现有的痴呆风险模型局限于已知风险因素和传统统计方法。我们旨在运用机器学习(ML),通过利用涵盖健康相关数据多个领域的366个特征的丰富表型变量空间,开发一种新型痴呆预测模型。
在这项基于英国生物银行(UKB)纵向人群的队列研究中,2006年3月1日至2010年10月31日期间,从英国22个招募中心招募了425,159名非痴呆参与者。我们实施了一种数据驱动策略,从涵盖广泛遗传和环境因素的366个候选变量中识别预测因子,并开发了ML模型,以预测5年、10年及更长时间(中位数11.9[四分位间距11.2 - 12.5]年)内的新发痴呆和阿尔茨海默病(AD)。
在5,023,337人年的随访期间,分别有5287名和2416名参与者患上痴呆和AD。建立了一种新型的UKB痴呆风险预测(UKB - DRP)模型,该模型包含十个预测因子,包括年龄、匹配时间对、腿部脂肪百分比、服用药物数量、反应时间、呼气峰值流量、母亲死亡年龄、长期疾病和平均红细胞体积。我们的预测模型基于判别和校准的五折交叉验证进行内部评估,并与现有预测量表进行进一步比较。UKB - DRP模型在痴呆预测方面可实现高判别准确性(AUC 0.848±0.007),在AD预测方面甚至更高(AUC 0.862±0.015)。该模型校准良好(Hosmer - Lemeshow拟合优度χ²值 = 0.92),并且在不同发病时间组中预测能力稳定。更重要的是,我们的模型相对于现有模型如心血管危险因素、衰老和痴呆风险评分发病率(AUC 0.705±0.008)、痴呆风险评分(AUC 0.752±0.007)和澳大利亚国立大学阿尔茨海默病风险指数(AUC 0.584±0.017)具有明显优势。该模型在欧洲血统和白人种族的普通人群中进行了内部验证;因此,需要使用独立数据集进行进一步验证以确认这些发现。

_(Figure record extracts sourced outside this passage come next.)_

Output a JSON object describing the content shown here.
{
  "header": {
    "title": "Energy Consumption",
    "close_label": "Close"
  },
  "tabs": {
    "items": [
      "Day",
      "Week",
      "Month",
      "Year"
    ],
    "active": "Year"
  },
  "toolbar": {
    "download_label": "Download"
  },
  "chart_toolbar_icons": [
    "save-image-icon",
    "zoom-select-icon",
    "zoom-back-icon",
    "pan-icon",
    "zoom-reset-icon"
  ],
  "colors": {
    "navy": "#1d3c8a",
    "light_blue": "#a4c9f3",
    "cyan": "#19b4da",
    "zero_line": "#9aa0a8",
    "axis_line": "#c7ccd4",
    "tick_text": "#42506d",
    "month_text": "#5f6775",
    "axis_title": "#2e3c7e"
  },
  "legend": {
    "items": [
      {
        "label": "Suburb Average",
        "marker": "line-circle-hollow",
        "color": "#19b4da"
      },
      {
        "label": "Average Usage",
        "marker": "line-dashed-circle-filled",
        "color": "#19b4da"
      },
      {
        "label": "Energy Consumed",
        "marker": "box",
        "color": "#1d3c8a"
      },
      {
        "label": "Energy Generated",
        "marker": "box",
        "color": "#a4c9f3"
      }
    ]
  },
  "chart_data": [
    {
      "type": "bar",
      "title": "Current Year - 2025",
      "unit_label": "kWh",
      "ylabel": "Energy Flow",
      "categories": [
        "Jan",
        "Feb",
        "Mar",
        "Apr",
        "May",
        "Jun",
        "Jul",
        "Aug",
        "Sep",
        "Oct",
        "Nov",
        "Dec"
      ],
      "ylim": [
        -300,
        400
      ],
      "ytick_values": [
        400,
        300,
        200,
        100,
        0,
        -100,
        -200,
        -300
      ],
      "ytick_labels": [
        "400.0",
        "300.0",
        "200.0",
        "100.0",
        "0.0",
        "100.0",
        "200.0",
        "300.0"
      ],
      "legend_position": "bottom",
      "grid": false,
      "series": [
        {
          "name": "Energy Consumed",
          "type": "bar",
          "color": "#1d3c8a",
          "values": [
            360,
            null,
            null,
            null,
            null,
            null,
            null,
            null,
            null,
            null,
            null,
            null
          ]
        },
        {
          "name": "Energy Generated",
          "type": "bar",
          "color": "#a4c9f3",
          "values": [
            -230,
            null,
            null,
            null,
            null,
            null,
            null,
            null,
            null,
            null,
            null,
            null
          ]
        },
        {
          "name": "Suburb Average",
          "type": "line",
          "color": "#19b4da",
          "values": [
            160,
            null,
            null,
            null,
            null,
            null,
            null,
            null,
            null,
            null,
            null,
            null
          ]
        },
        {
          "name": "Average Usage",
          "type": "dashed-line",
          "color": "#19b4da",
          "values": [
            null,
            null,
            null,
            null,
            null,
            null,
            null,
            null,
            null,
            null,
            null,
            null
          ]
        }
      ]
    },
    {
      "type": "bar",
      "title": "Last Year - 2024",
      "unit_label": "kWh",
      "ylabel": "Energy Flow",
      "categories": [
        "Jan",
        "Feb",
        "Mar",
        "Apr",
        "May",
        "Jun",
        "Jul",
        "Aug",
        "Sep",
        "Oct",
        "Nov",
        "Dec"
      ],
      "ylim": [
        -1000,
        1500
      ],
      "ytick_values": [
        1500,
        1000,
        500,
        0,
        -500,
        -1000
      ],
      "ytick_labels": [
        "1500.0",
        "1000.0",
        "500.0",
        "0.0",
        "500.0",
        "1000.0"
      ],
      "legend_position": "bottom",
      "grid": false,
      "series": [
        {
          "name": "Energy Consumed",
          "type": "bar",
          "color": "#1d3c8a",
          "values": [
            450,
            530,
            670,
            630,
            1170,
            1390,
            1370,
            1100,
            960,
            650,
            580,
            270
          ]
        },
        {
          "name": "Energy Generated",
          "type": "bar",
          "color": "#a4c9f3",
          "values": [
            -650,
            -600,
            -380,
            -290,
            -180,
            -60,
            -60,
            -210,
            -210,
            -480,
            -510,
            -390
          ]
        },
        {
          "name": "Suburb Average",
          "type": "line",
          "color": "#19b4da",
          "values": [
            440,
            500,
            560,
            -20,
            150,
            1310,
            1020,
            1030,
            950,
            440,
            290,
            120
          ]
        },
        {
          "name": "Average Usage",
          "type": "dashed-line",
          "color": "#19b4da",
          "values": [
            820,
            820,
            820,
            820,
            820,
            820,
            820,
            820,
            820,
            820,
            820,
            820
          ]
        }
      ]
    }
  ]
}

我们基于ML的UKB - DRP模型纳入了十个易于获取的预测因子,对5年、10年及更长时间内的新发痴呆和AD具有强大的预测能力,可用于识别普通人群中痴呆和AD的高风险个体。
本研究由科技创新2030重大项目(2022ZD0211600)、国家重点研发计划(2018YFC1312904, 2019YFA070950)、国家自然科学基金(282071201, 81971032, 82071997)、上海市科技重大项目(2018SHZDZX01)、华山医院科研启动基金(2022QD002)、复旦大学卓越2025人才培养计划(3030277001)、上海市启明星计划(21QA1408700)、复旦大学医学工程基金(yg2021 - 013)和111项目(编号B18015)资助。